Stern writes, “Outrageous anti-LGBTQ bills are now a fixture of the American legislative landscape. At the start of each year, extremist legislators come forward with a slew of discriminatory proposals, ranging from cleverly underhanded to openly deranged. Oklahoma’s latest bills fall on the latter side of that spectrum. In addition to some typical “religious liberty” legislation that would let businesses refuse service to gays—par for the course at this point—Oklahoma Republicans have cooked up some fascinatingly cruel bills.”
He then lists the bills “ranked in terms of sadistic ingenuity.”
His list includes Kern’s HB 1598, which would protect and promote ex-gay conversion therapy, which has been condemned by mental health professionals, and declared torture by a UN agency; and HB 3044, which would prevent depressed and suicidal queer youth from seeing a gay-affirmative school counselor.

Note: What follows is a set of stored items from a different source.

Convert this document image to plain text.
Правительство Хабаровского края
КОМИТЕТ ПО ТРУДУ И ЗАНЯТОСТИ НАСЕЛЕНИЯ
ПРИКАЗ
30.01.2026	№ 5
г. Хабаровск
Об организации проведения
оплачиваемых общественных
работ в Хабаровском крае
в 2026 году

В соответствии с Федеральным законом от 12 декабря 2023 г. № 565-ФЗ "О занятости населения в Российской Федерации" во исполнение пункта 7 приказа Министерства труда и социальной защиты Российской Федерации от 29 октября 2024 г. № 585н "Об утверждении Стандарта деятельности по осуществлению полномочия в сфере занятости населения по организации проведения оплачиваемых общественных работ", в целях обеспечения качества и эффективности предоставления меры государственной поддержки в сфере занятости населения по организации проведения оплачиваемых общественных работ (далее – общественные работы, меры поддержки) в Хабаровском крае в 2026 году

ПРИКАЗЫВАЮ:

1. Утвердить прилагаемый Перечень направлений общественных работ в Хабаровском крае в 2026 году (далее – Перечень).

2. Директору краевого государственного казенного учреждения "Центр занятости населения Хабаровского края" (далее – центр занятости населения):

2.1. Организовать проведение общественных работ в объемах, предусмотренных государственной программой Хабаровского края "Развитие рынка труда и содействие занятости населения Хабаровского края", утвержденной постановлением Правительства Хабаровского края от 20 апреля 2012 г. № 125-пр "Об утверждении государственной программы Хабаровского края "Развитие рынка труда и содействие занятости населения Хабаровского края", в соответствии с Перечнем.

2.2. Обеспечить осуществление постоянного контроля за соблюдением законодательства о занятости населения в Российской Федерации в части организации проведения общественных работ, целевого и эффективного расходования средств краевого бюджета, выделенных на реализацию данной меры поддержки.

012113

Stern writes, “For these kids, public school counselors provide a critical lifeline, connecting queer youth with LGBTQ groups and gay-affirming therapists—often without the knowledge of their parents, who would surely forbid their child from seeing an enlightened counselor.
“HB 3044—which Kern also sponsored—would rip away this lifeline. The bill states that no public school ‘counselor, therapist, social worker, administrator, teacher or other individual’ can ‘refer a student under the age of eighteen’ to any ‘individual, organization or entity’ if the referral ‘pertain[s] to human sexuality.’”

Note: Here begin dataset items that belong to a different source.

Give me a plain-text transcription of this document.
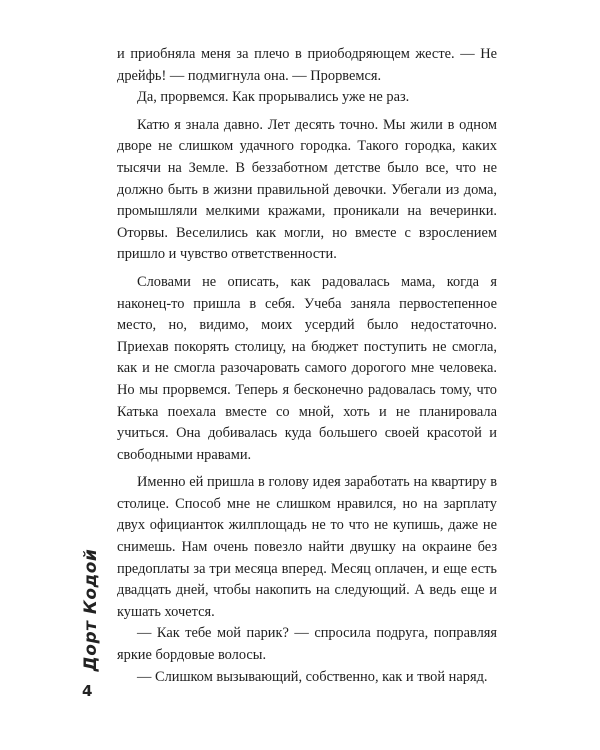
и приобняла меня за плечо в приободряющем жесте. — Не дрейфь! — подмигнула она. — Прорвемся.

Да, прорвемся. Как прорывались уже не раз.

Катю я знала давно. Лет десять точно. Мы жили в одном дворе не слишком удачного городка. Такого городка, каких тысячи на Земле. В беззаботном детстве было все, что не должно быть в жизни правильной девочки. Убегали из дома, промышляли мелкими кражами, проникали на вечеринки. Оторвы. Веселились как могли, но вместе с взрослением пришло и чувство ответственности.

Словами не описать, как радовалась мама, когда я наконец-то пришла в себя. Учеба заняла первостепенное место, но, видимо, моих усердий было недостаточно. Приехав покорять столицу, на бюджет поступить не смогла, как и не смогла разочаровать самого дорогого мне человека. Но мы прорвемся. Теперь я бесконечно радовалась тому, что Катька поехала вместе со мной, хоть и не планировала учиться. Она добивалась куда большего своей красотой и свободными нравами.

Именно ей пришла в голову идея заработать на квартиру в столице. Способ мне не слишком нравился, но на зарплату двух официанток жилплощадь не то что не купишь, даже не снимешь. Нам очень повезло найти двушку на окраине без предоплаты за три месяца вперед. Месяц оплачен, и еще есть двадцать дней, чтобы накопить на следующий. А ведь еще и кушать хочется.

— Как тебе мой парик? — спросила подруга, поправляя яркие бордовые волосы.

— Слишком вызывающий, собственно, как и твой наряд.

Дорт Кодой
4
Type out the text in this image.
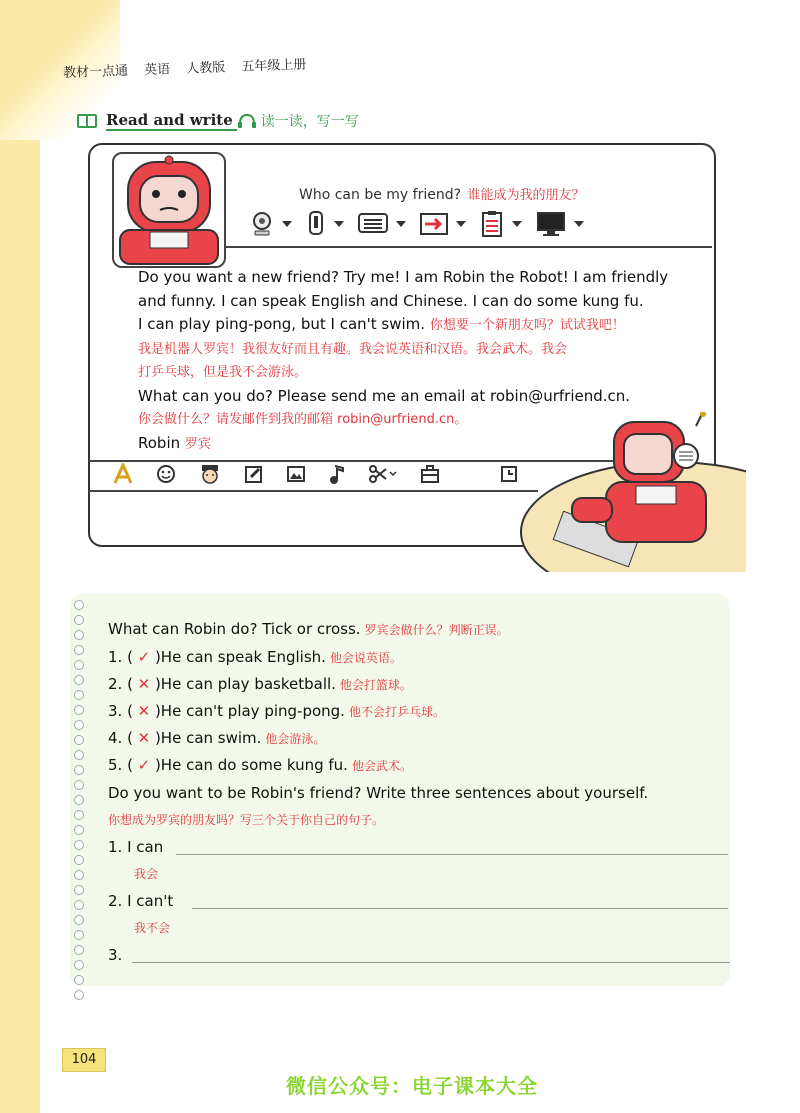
教材一点通 英语 人教版 五年级上册
Read and write 读一读，写一写
Who can be my friend? 谁能成为我的朋友？

Do you want a new friend? Try me! I am Robin the Robot! I am friendly

and funny. I can speak English and Chinese. I can do some kung fu.

I can play ping-pong, but I can't swim. 你想要一个新朋友吗？试试我吧！

我是机器人罗宾！我很友好而且有趣。我会说英语和汉语。我会武术。我会

打乒乓球，但是我不会游泳。

What can you do? Please send me an email at robin@urfriend.cn.

你会做什么？请发邮件到我的邮箱 robin@urfriend.cn。

Robin 罗宾

What can Robin do? Tick or cross. 罗宾会做什么？判断正误。
1. ( ✓ )He can speak English. 他会说英语。
2. ( ✕ )He can play basketball. 他会打篮球。
3. ( ✕ )He can't play ping-pong. 他不会打乒乓球。
4. ( ✕ )He can swim. 他会游泳。
5. ( ✓ )He can do some kung fu. 他会武术。
Do you want to be Robin's friend? Write three sentences about yourself.
你想成为罗宾的朋友吗？写三个关于你自己的句子。
1. I can
我会
2. I can't
我不会
3.
104
微信公众号：电子课本大全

RawStory.com’s article on HB 3044 was headlined, “Oklahoma Republican wants to forbid suicidal LGBT kids from meeting gay-friendly therapists.” The article calls the bill “expressly cruel.”
Out.com featured Kern in an article, saying, “It's a sad day when the LGBT community needs to be updated about the push for anti-LGBT laws in 2016. Gay marriage was legalized in June 2015, but one state in particular—Oklahoma—is holding on tight to the discrimination.
“Don't blame the entirety of Oklahoma for the scarily conservative legislation. Look no further than Representative Sally Kern, who has tried to do the exact same thing in January 2015.
“In reference to last year's bill proposals, Rep. Kern told KFOR, ‘They [the LGBT community] are on the wrong side of the moral issue, so yes they are going to seem like they are attacked.’"
It’s probably not the last we’ll hear about Kern and her bigoted (and anti-scientific) pieces of legislation, or the anti-LGBT legislation proposed by a small group of ultra-conservative representatives and senators.
“What are we to make of these ridiculous bills? Asked Stern, in his Slate.com piece. He concluded, “Presuming they are not avant-garde performance art—something we mustn’t rule out—I suspect they represent the last gasps of a lost cause.
“For decades, state legislatures could pass vulgar anti-gay legislation and simply get away with it. Now that federal courts are vigorously enforcing constitutional protections for gays, legislators like Kern are left to impotently rage against the dying of the light. The results are bizarre, humiliating, and pathetic. That, it seems, is what losing a culture war looks like.”
The Gayly – February 1, 2016 @ 5:35 p.m.